Re:Actual communism (Score:5, Insightful)
That's how communism fails in small groups, but do you really think the Soviet Union's economy collapsed because they were all lazy?
No, the real reason why communism fails in large scale is because it doesn't have a good decision making mechanism. A successful economy is an efficient economy: efficiency frees up resources to be used for other purposes. The capitalist system is one in which major decisions are made on a financial and monetary basis, i.e., the value and costs of any action can be quantified.
In any sort of command economy, there are political considerations; there are many examples of the Soviet Union making desperately bad economic decisions for political reasons. But there is a greater problem: under communism, optimal decision making is an intractable problem. The economic decision problem grows exponentially with population size.

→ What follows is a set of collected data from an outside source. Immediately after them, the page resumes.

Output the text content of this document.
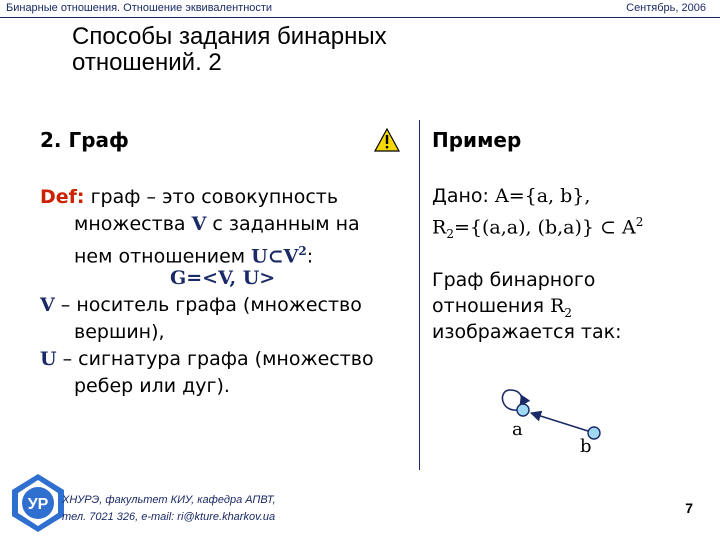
Бинарные отношения. Отношение эквивалентности	Сентябрь, 2006
Способы задания бинарных
отношений. 2
2. Граф	Пример
Def: граф – это совокупность
множества V с заданным на
нем отношением $U\subset V^2$:
G=<V, U>
V – носитель графа (множество
вершин),
U – сигнатура графа (множество
ребер или дуг).
Дано: A={a, b},
$R_2=\{(a,a)$, (b,a)} ⊂ $A^2$
Граф бинарного
отношения $R_2$
изображается так:
a
b
УР ХНУРЭ, факультет КИУ, кафедра АПВТ,
тел. 7021 326, e-mail: ri@kture.kharkov.ua
7
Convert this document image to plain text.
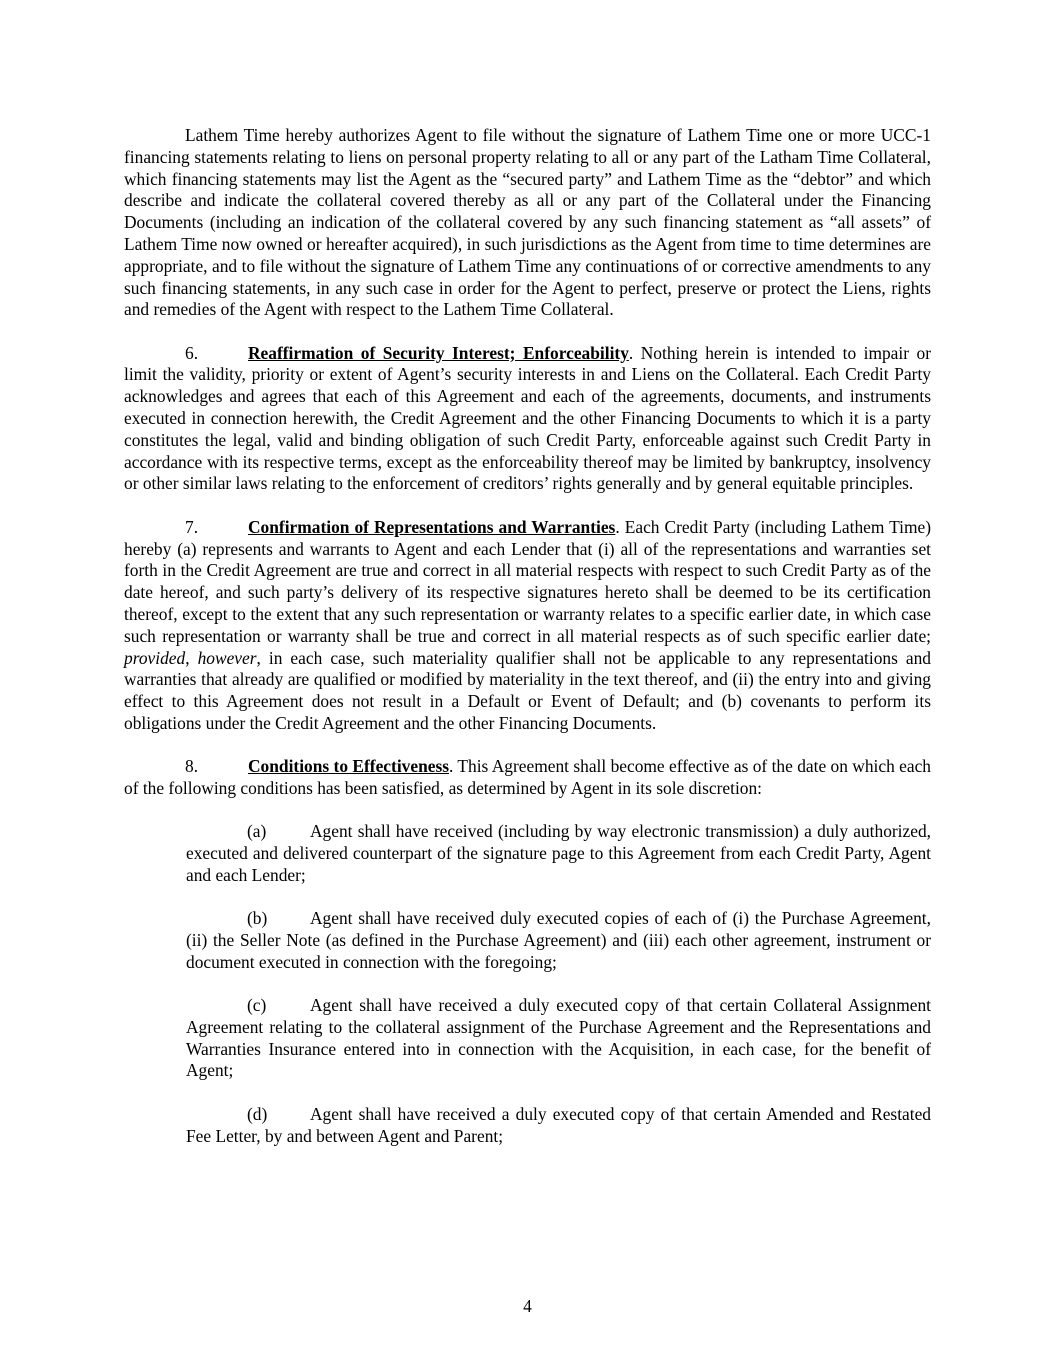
Lathem Time hereby authorizes Agent to file without the signature of Lathem Time one or more UCC-1 financing statements relating to liens on personal property relating to all or any part of the Latham Time Collateral, which financing statements may list the Agent as the “secured party” and Lathem Time as the “debtor” and which describe and indicate the collateral covered thereby as all or any part of the Collateral under the Financing Documents (including an indication of the collateral covered by any such financing statement as “all assets” of Lathem Time now owned or hereafter acquired), in such jurisdictions as the Agent from time to time determines are appropriate, and to file without the signature of Lathem Time any continuations of or corrective amendments to any such financing statements, in any such case in order for the Agent to perfect, preserve or protect the Liens, rights and remedies of the Agent with respect to the Lathem Time Collateral.

6.	Reaffirmation of Security Interest; Enforceability. Nothing herein is intended to impair or limit the validity, priority or extent of Agent’s security interests in and Liens on the Collateral. Each Credit Party acknowledges and agrees that each of this Agreement and each of the agreements, documents, and instruments executed in connection herewith, the Credit Agreement and the other Financing Documents to which it is a party constitutes the legal, valid and binding obligation of such Credit Party, enforceable against such Credit Party in accordance with its respective terms, except as the enforceability thereof may be limited by bankruptcy, insolvency or other similar laws relating to the enforcement of creditors’ rights generally and by general equitable principles.

7.	Confirmation of Representations and Warranties. Each Credit Party (including Lathem Time) hereby (a) represents and warrants to Agent and each Lender that (i) all of the representations and warranties set forth in the Credit Agreement are true and correct in all material respects with respect to such Credit Party as of the date hereof, and such party’s delivery of its respective signatures hereto shall be deemed to be its certification thereof, except to the extent that any such representation or warranty relates to a specific earlier date, in which case such representation or warranty shall be true and correct in all material respects as of such specific earlier date; provided, however, in each case, such materiality qualifier shall not be applicable to any representations and warranties that already are qualified or modified by materiality in the text thereof, and (ii) the entry into and giving effect to this Agreement does not result in a Default or Event of Default; and (b) covenants to perform its obligations under the Credit Agreement and the other Financing Documents.

8.	Conditions to Effectiveness. This Agreement shall become effective as of the date on which each of the following conditions has been satisfied, as determined by Agent in its sole discretion:

(a)	Agent shall have received (including by way electronic transmission) a duly authorized, executed and delivered counterpart of the signature page to this Agreement from each Credit Party, Agent and each Lender;

(b) Agent shall have received duly executed copies of each of (i) the Purchase Agreement, (ii) the Seller Note (as defined in the Purchase Agreement) and (iii) each other agreement, instrument or document executed in connection with the foregoing;

(c)	Agent shall have received a duly executed copy of that certain Collateral Assignment Agreement relating to the collateral assignment of the Purchase Agreement and the Representations and Warranties Insurance entered into in connection with the Acquisition, in each case, for the benefit of Agent;

(d) Agent shall have received a duly executed copy of that certain Amended and Restated Fee Letter, by and between Agent and Parent;

4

But what about capitalism? Under capitalism the decision about whether, for example, to shut down a factory for upgrades and maintenance is economic, not political. But more importantly, financial markets operate as a clever information summarization mechanism which reduce the decision problem from exponential to polynomial.
No, communism doesn't fail because people are lazy. Communism fails because running an advanced society is - like most human endeavours - a lot harder than it looks. The devil is in the details, and oh boy are there a lot of details when you're trying to satisfy the needs of a hundred million people. A small fact that most political philosphers overlook.